Answer: Results of this meta-analysis show that bullied children are twice as likely as non-bullied children to experience psychosomatic symptoms (e.g., headache, stomachache, backache, abdominal pain, dizziness, sleeping problems, poor appetite, bedwetting, skin problems, vomiting), especially in samples that included an higher proportion of boys. Importantly, the same result was found not only with cross-sectional studies but also in a meta-analysis of six studies that employed a longitudinal design.
MedicalResearch.com: Were any of the findings unexpected?
Answer: Not really. This meta-analysis confirmed the findings of former studies with a much larger sample of studies and participants from several countries around the world.
MedicalResearch.com: What should clinicians and patients take away from your report?
It is very important that adults be ready to identify children who are at risk of being bullied. The results of this meta-analysis suggest that any recurrent and unexplained somatic symptom can be a warning sign of bullying victimization. Because children do not easily talk about their bullying experiences, adults could approach the issue of bullying through general questions, for example by inquiring about the child’s experience and friends in school. If the child seems to be withdrawn from peers, the adult should ask for the reason and check if teasing, name calling or deliberate exclusion may be involved. Asking if the child feels safe at school can further allow the adult to gain insight into the level of concern that the child is experiencing.
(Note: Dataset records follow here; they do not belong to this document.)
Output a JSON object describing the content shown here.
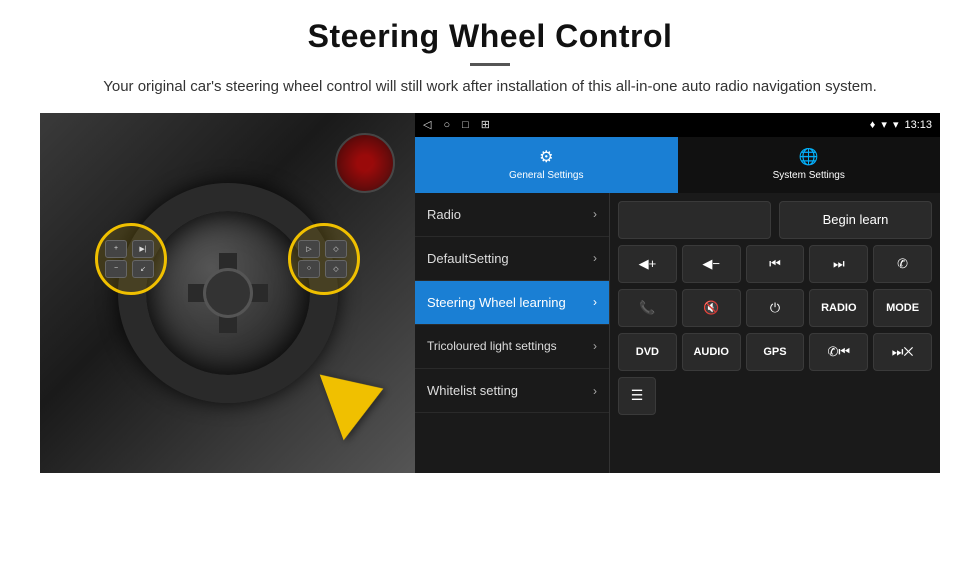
{
  "header": {
    "title": "Steering Wheel Control",
    "subtitle": "Your original car's steering wheel control will still work after installation of this all-in-one auto radio navigation system."
  },
  "status_bar": {
    "nav_icons": [
      "◁",
      "○",
      "□",
      "⊞"
    ],
    "signal_icon": "▼",
    "wifi_icon": "▾",
    "time": "13:13"
  },
  "tabs": [
    {
      "id": "general",
      "label": "General Settings",
      "icon": "⚙",
      "active": true
    },
    {
      "id": "system",
      "label": "System Settings",
      "icon": "🌐",
      "active": false
    }
  ],
  "menu_items": [
    {
      "id": "radio",
      "label": "Radio",
      "active": false
    },
    {
      "id": "default",
      "label": "DefaultSetting",
      "active": false
    },
    {
      "id": "steering",
      "label": "Steering Wheel learning",
      "active": true
    },
    {
      "id": "tricoloured",
      "label": "Tricoloured light settings",
      "active": false
    },
    {
      "id": "whitelist",
      "label": "Whitelist setting",
      "active": false
    }
  ],
  "control_panel": {
    "begin_learn_label": "Begin learn",
    "row1": [
      {
        "id": "vol_up",
        "icon": "◀+",
        "label": "vol-up"
      },
      {
        "id": "vol_down",
        "icon": "◀−",
        "label": "vol-down"
      },
      {
        "id": "prev_track",
        "icon": "⏮",
        "label": "prev-track"
      },
      {
        "id": "next_track",
        "icon": "⏭",
        "label": "next-track"
      },
      {
        "id": "phone",
        "icon": "✆",
        "label": "phone"
      }
    ],
    "row2": [
      {
        "id": "call_accept",
        "icon": "↙",
        "label": "call-accept"
      },
      {
        "id": "mute",
        "icon": "🔇",
        "label": "mute"
      },
      {
        "id": "power",
        "icon": "⏻",
        "label": "power"
      },
      {
        "id": "radio_btn",
        "label": "RADIO",
        "text": true
      },
      {
        "id": "mode_btn",
        "label": "MODE",
        "text": true
      }
    ],
    "row3": [
      {
        "id": "dvd",
        "label": "DVD",
        "text": true
      },
      {
        "id": "audio",
        "label": "AUDIO",
        "text": true
      },
      {
        "id": "gps",
        "label": "GPS",
        "text": true
      },
      {
        "id": "phone2",
        "icon": "✆⏮",
        "label": "phone-prev"
      },
      {
        "id": "skip_next",
        "icon": "⏭✕",
        "label": "skip-next"
      }
    ],
    "row4": [
      {
        "id": "menu_icon",
        "icon": "☰",
        "label": "menu-icon"
      }
    ]
  }
}
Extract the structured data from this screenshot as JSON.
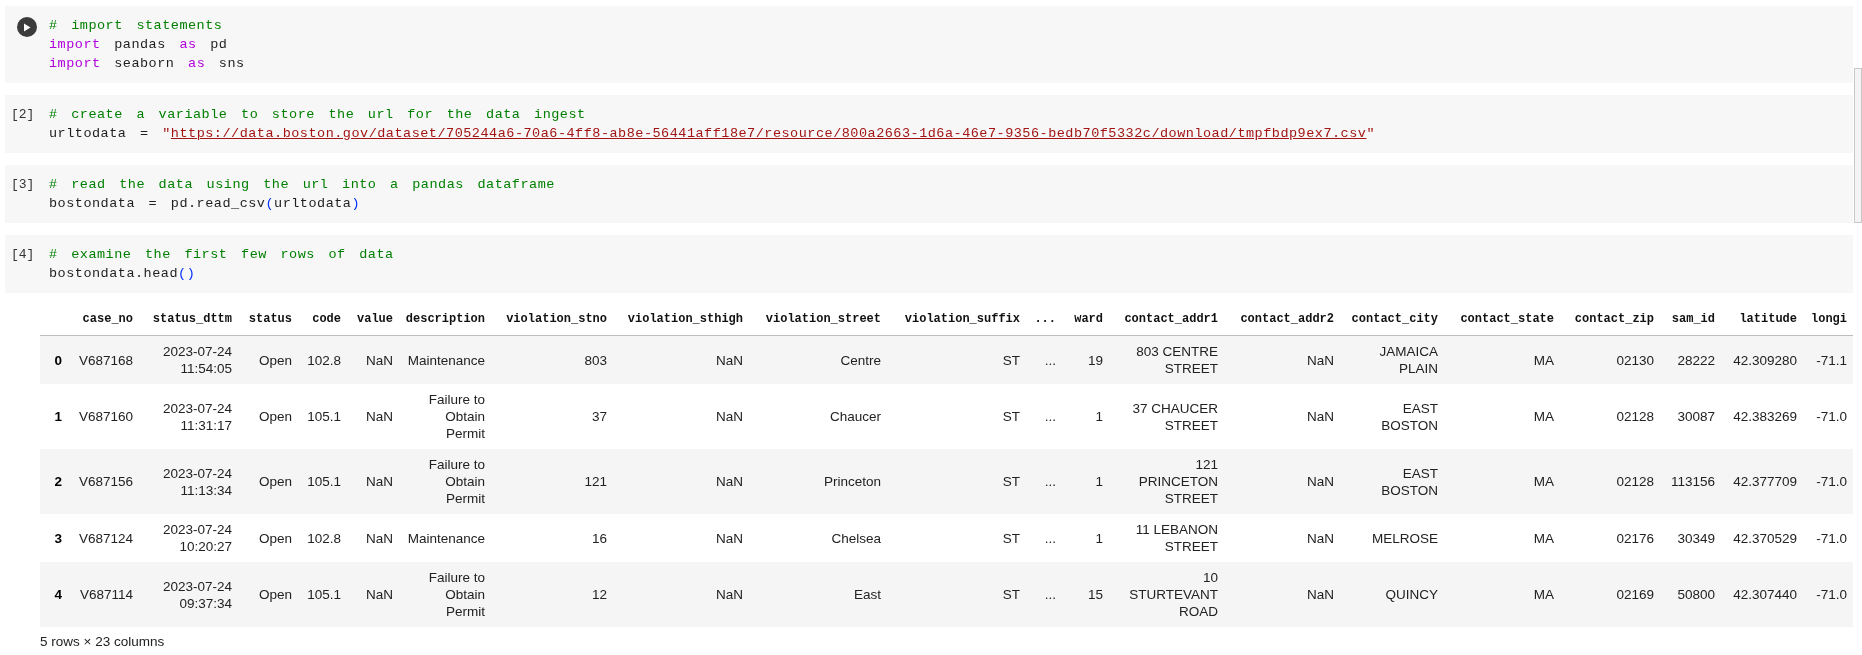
{
  "cells": [
    {
      "kind": "run_button",
      "lines": [
        [
          {
            "kind": "comment",
            "text": "# import statements"
          }
        ],
        [
          {
            "kind": "keyword",
            "text": "import"
          },
          {
            "kind": "text",
            "text": " pandas "
          },
          {
            "kind": "keyword",
            "text": "as"
          },
          {
            "kind": "text",
            "text": " pd"
          }
        ],
        [
          {
            "kind": "keyword",
            "text": "import"
          },
          {
            "kind": "text",
            "text": " seaborn "
          },
          {
            "kind": "keyword",
            "text": "as"
          },
          {
            "kind": "text",
            "text": " sns"
          }
        ]
      ]
    },
    {
      "kind": "prompt",
      "prompt": "[2]",
      "lines": [
        [
          {
            "kind": "comment",
            "text": "# create a variable to store the url for the data ingest"
          }
        ],
        [
          {
            "kind": "text",
            "text": "urltodata = "
          },
          {
            "kind": "string",
            "text": "\""
          },
          {
            "kind": "link",
            "text": "https://data.boston.gov/dataset/705244a6-70a6-4ff8-ab8e-56441aff18e7/resource/800a2663-1d6a-46e7-9356-bedb70f5332c/download/tmpfbdp9ex7.csv"
          },
          {
            "kind": "string",
            "text": "\""
          }
        ]
      ]
    },
    {
      "kind": "prompt",
      "prompt": "[3]",
      "lines": [
        [
          {
            "kind": "comment",
            "text": "# read the data using the url into a pandas dataframe"
          }
        ],
        [
          {
            "kind": "text",
            "text": "bostondata = pd.read_csv"
          },
          {
            "kind": "bracket",
            "text": "("
          },
          {
            "kind": "text",
            "text": "urltodata"
          },
          {
            "kind": "bracket",
            "text": ")"
          }
        ]
      ]
    },
    {
      "kind": "prompt",
      "prompt": "[4]",
      "lines": [
        [
          {
            "kind": "comment",
            "text": "# examine the first few rows of data"
          }
        ],
        [
          {
            "kind": "text",
            "text": "bostondata.head"
          },
          {
            "kind": "bracket",
            "text": "()"
          }
        ]
      ]
    }
  ],
  "table": {
    "columns": [
      "case_no",
      "status_dttm",
      "status",
      "code",
      "value",
      "description",
      "violation_stno",
      "violation_sthigh",
      "violation_street",
      "violation_suffix",
      "...",
      "ward",
      "contact_addr1",
      "contact_addr2",
      "contact_city",
      "contact_state",
      "contact_zip",
      "sam_id",
      "latitude",
      "longi"
    ],
    "rows": [
      {
        "index": "0",
        "cells": [
          "V687168",
          "2023-07-24 11:54:05",
          "Open",
          "102.8",
          "NaN",
          "Maintenance",
          "803",
          "NaN",
          "Centre",
          "ST",
          "...",
          "19",
          "803 CENTRE STREET",
          "NaN",
          "JAMAICA PLAIN",
          "MA",
          "02130",
          "28222",
          "42.309280",
          "-71.1"
        ]
      },
      {
        "index": "1",
        "cells": [
          "V687160",
          "2023-07-24 11:31:17",
          "Open",
          "105.1",
          "NaN",
          "Failure to Obtain Permit",
          "37",
          "NaN",
          "Chaucer",
          "ST",
          "...",
          "1",
          "37 CHAUCER STREET",
          "NaN",
          "EAST BOSTON",
          "MA",
          "02128",
          "30087",
          "42.383269",
          "-71.0"
        ]
      },
      {
        "index": "2",
        "cells": [
          "V687156",
          "2023-07-24 11:13:34",
          "Open",
          "105.1",
          "NaN",
          "Failure to Obtain Permit",
          "121",
          "NaN",
          "Princeton",
          "ST",
          "...",
          "1",
          "121 PRINCETON STREET",
          "NaN",
          "EAST BOSTON",
          "MA",
          "02128",
          "113156",
          "42.377709",
          "-71.0"
        ]
      },
      {
        "index": "3",
        "cells": [
          "V687124",
          "2023-07-24 10:20:27",
          "Open",
          "102.8",
          "NaN",
          "Maintenance",
          "16",
          "NaN",
          "Chelsea",
          "ST",
          "...",
          "1",
          "11 LEBANON STREET",
          "NaN",
          "MELROSE",
          "MA",
          "02176",
          "30349",
          "42.370529",
          "-71.0"
        ]
      },
      {
        "index": "4",
        "cells": [
          "V687114",
          "2023-07-24 09:37:34",
          "Open",
          "105.1",
          "NaN",
          "Failure to Obtain Permit",
          "12",
          "NaN",
          "East",
          "ST",
          "...",
          "15",
          "10 STURTEVANT ROAD",
          "NaN",
          "QUINCY",
          "MA",
          "02169",
          "50800",
          "42.307440",
          "-71.0"
        ]
      }
    ],
    "footer": "5 rows × 23 columns"
  }
}
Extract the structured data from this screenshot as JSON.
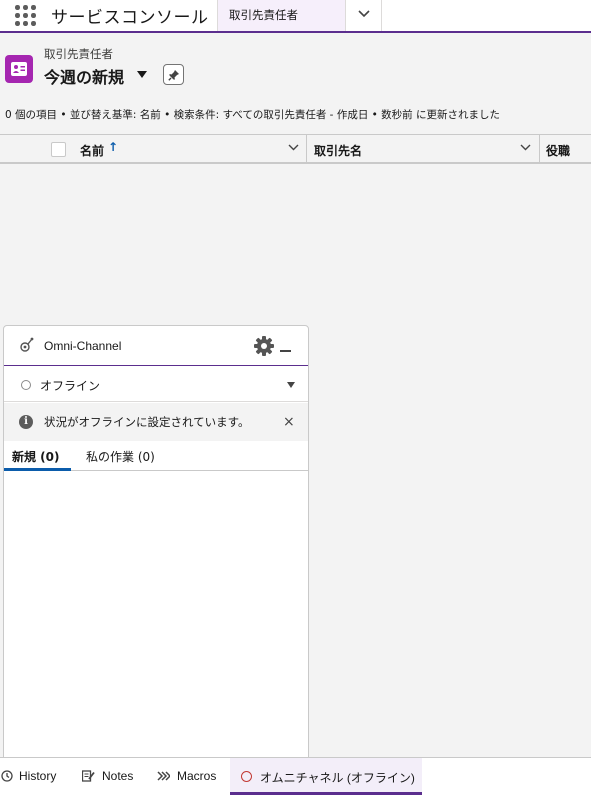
{
  "app": {
    "name": "サービスコンソール",
    "tabs": [
      {
        "label": "取引先責任者",
        "active": true
      }
    ]
  },
  "list": {
    "object_label": "取引先責任者",
    "view_name": "今週の新規",
    "meta": "0 個の項目 • 並び替え基準: 名前 • 検索条件: すべての取引先責任者 - 作成日 • 数秒前 に更新されました",
    "columns": [
      {
        "label": "名前",
        "sorted": "asc"
      },
      {
        "label": "取引先名"
      },
      {
        "label": "役職"
      }
    ],
    "rows": []
  },
  "omni": {
    "title": "Omni-Channel",
    "status": "オフライン",
    "notice": "状況がオフラインに設定されています。",
    "notice_icon": "i",
    "close_glyph": "×",
    "tabs": [
      {
        "label": "新規 (0)",
        "active": true
      },
      {
        "label": "私の作業 (0)"
      }
    ]
  },
  "utility_bar": {
    "items": [
      {
        "label": "History",
        "icon": "clock-icon"
      },
      {
        "label": "Notes",
        "icon": "notes-icon"
      },
      {
        "label": "Macros",
        "icon": "macros-icon"
      },
      {
        "label": "オムニチャネル (オフライン)",
        "icon": "status-ring-icon",
        "active": true
      }
    ]
  },
  "colors": {
    "brand": "#5b2e8e",
    "object_icon": "#a526b0",
    "sort_arrow": "#0b5cab",
    "offline_ring": "#c23934"
  }
}
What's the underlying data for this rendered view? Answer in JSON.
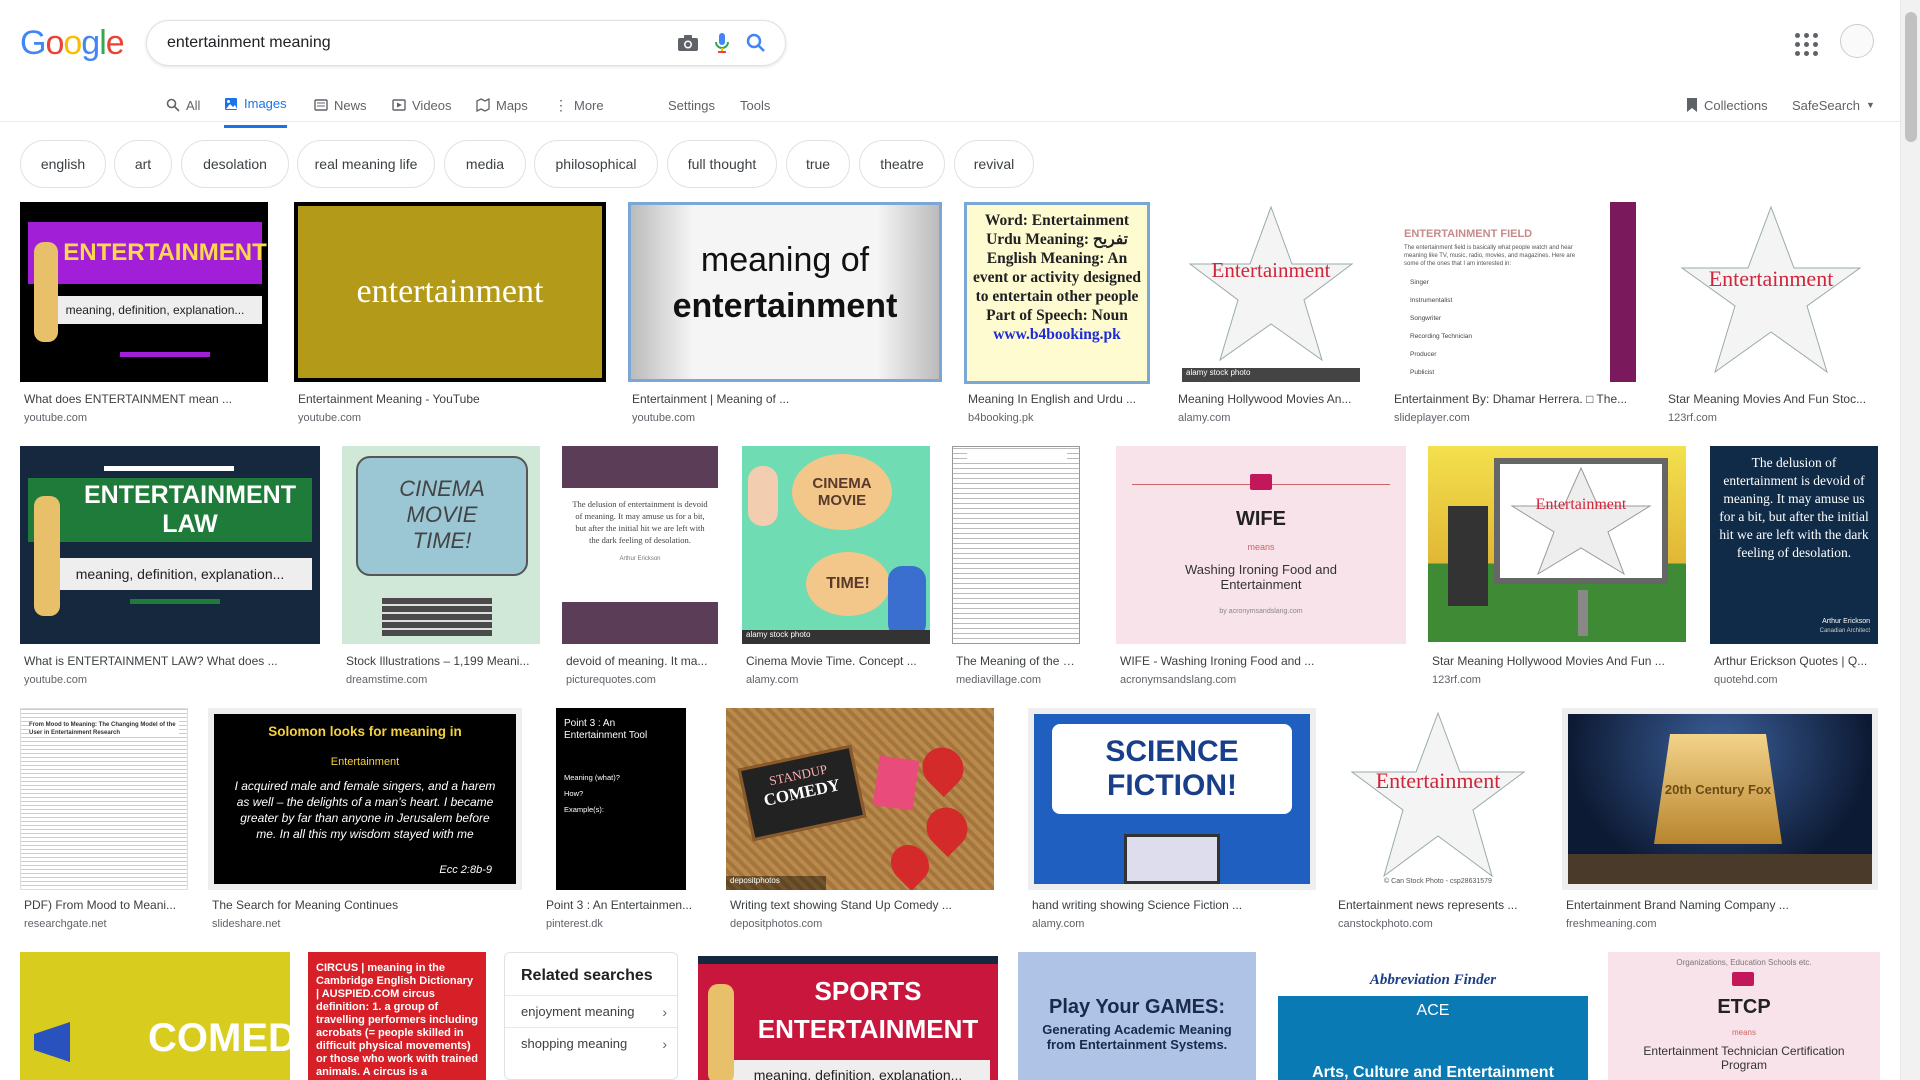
{
  "header": {
    "logo": "Google",
    "search_value": "entertainment meaning"
  },
  "tabs": {
    "all": "All",
    "images": "Images",
    "news": "News",
    "videos": "Videos",
    "maps": "Maps",
    "more": "More",
    "settings": "Settings",
    "tools": "Tools",
    "collections": "Collections",
    "safesearch": "SafeSearch"
  },
  "chips": [
    "english",
    "art",
    "desolation",
    "real meaning life",
    "media",
    "philosophical",
    "full thought",
    "true",
    "theatre",
    "revival"
  ],
  "results": [
    {
      "caption": "What does ENTERTAINMENT mean ...",
      "source": "youtube.com"
    },
    {
      "caption": "Entertainment Meaning - YouTube",
      "source": "youtube.com"
    },
    {
      "caption": "Entertainment | Meaning of ...",
      "source": "youtube.com"
    },
    {
      "caption": "Meaning In English and Urdu ...",
      "source": "b4booking.pk"
    },
    {
      "caption": "Meaning Hollywood Movies An...",
      "source": "alamy.com"
    },
    {
      "caption": "Entertainment By: Dhamar Herrera. □ The...",
      "source": "slideplayer.com"
    },
    {
      "caption": "Star Meaning Movies And Fun Stoc...",
      "source": "123rf.com"
    },
    {
      "caption": "What is ENTERTAINMENT LAW? What does ...",
      "source": "youtube.com"
    },
    {
      "caption": "Stock Illustrations – 1,199 Meani...",
      "source": "dreamstime.com"
    },
    {
      "caption": "devoid of meaning. It ma...",
      "source": "picturequotes.com"
    },
    {
      "caption": "Cinema Movie Time. Concept ...",
      "source": "alamy.com"
    },
    {
      "caption": "The Meaning of the M...",
      "source": "mediavillage.com"
    },
    {
      "caption": "WIFE - Washing Ironing Food and ...",
      "source": "acronymsandslang.com"
    },
    {
      "caption": "Star Meaning Hollywood Movies And Fun ...",
      "source": "123rf.com"
    },
    {
      "caption": "Arthur Erickson Quotes | Q...",
      "source": "quotehd.com"
    },
    {
      "caption": "PDF) From Mood to Meani...",
      "source": "researchgate.net"
    },
    {
      "caption": "The Search for Meaning Continues",
      "source": "slideshare.net"
    },
    {
      "caption": "Point 3 : An Entertainmen...",
      "source": "pinterest.dk"
    },
    {
      "caption": "Writing text showing Stand Up Comedy ...",
      "source": "depositphotos.com"
    },
    {
      "caption": "hand writing showing Science Fiction ...",
      "source": "alamy.com"
    },
    {
      "caption": "Entertainment news represents ...",
      "source": "canstockphoto.com"
    },
    {
      "caption": "Entertainment Brand Naming Company ...",
      "source": "freshmeaning.com"
    }
  ],
  "thumbs": {
    "t1_title": "ENTERTAINMENT",
    "t1_sub": "meaning, definition, explanation...",
    "t2": "entertainment",
    "t3_a": "meaning of",
    "t3_b": "entertainment",
    "t4_lines": [
      "Word: Entertainment",
      "Urdu Meaning: تفریح",
      "English Meaning: An",
      "event or activity designed",
      "to entertain other people",
      "Part of Speech: Noun",
      "www.b4booking.pk"
    ],
    "star_word": "Entertainment",
    "alamy": "alamy stock photo",
    "t6_title": "ENTERTAINMENT FIELD",
    "t6_body": "The entertainment field is basically what people watch and hear meaning like TV, music, radio, movies, and magazines. Here are some of the ones that I am interested in:",
    "t6_items": [
      "Singer",
      "Instrumentalist",
      "Songwriter",
      "Recording Technician",
      "Producer",
      "Publicist"
    ],
    "t8_title": "ENTERTAINMENT LAW",
    "t8_sub": "meaning, definition, explanation...",
    "t9_lines": [
      "CINEMA",
      "MOVIE",
      "TIME!"
    ],
    "t10_quote": "The delusion of entertainment is devoid of meaning. It may amuse us for a bit, but after the initial hit we are left with the dark feeling of desolation.",
    "t10_author": "Arthur Erickson",
    "t11_a": "CINEMA MOVIE",
    "t11_b": "TIME!",
    "t13_title": "WIFE",
    "t13_means": "means",
    "t13_def": "Washing Ironing Food and Entertainment",
    "t13_by": "by acronymsandslang.com",
    "t15_quote": "The delusion of entertainment is devoid of meaning. It may amuse us for a bit, but after the initial hit we are left with the dark feeling of desolation.",
    "t15_author": "Arthur Erickson",
    "t15_role": "Canadian Architect",
    "t16_title": "From Mood to Meaning: The Changing Model of the User in Entertainment Research",
    "t17_head": "Solomon looks for meaning in",
    "t17_word": "Entertainment",
    "t17_body": "I acquired male and female singers, and a harem as well – the delights of a man’s heart. I became greater by far than anyone in Jerusalem before me. In all this my wisdom stayed with me",
    "t17_ref": "Ecc 2:8b-9",
    "t18_title": "Point 3 : An Entertainment Tool",
    "t18_lines": [
      "Meaning (what)?",
      "How?",
      "Example(s):"
    ],
    "t19_a": "STANDUP",
    "t19_b": "COMEDY",
    "t19_wm": "depositphotos",
    "t20": "SCIENCE FICTION!",
    "t21_credit": "© Can Stock Photo - csp28631579",
    "t22": "20th Century Fox",
    "r4_1": "COMEDY!",
    "r4_2": "CIRCUS | meaning in the Cambridge English Dictionary | AUSPIED.COM circus definition: 1. a group of travelling performers including acrobats (= people skilled in difficult physical movements) or those who work with trained animals. A circus is a company of",
    "r4_4a": "SPORTS",
    "r4_4b": "ENTERTAINMENT",
    "r4_4c": "meaning, definition, explanation...",
    "r4_5a": "Play Your GAMES:",
    "r4_5b": "Generating Academic Meaning from Entertainment Systems.",
    "r4_6a": "Abbreviation Finder",
    "r4_6b": "ACE",
    "r4_6c": "Arts, Culture and Entertainment",
    "r4_7a": "Organizations, Education Schools etc.",
    "r4_7b": "ETCP",
    "r4_7c": "means",
    "r4_7d": "Entertainment Technician Certification Program"
  },
  "related": {
    "title": "Related searches",
    "items": [
      "enjoyment meaning",
      "shopping meaning"
    ]
  }
}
MedicalResearch.com: What recommendations do you have for future research as a result of this study?
Answer: We call for new research efforts aimed at elucidating the mechanisms through which bullying affects children’s health over time. Moreover, there is need for research that investigates how other environmental factors interact with peer victimization experiences to determine health risk. Longitudinal studies that address the mediating role of environmental factors on the peer victimization-health problems link are much needed.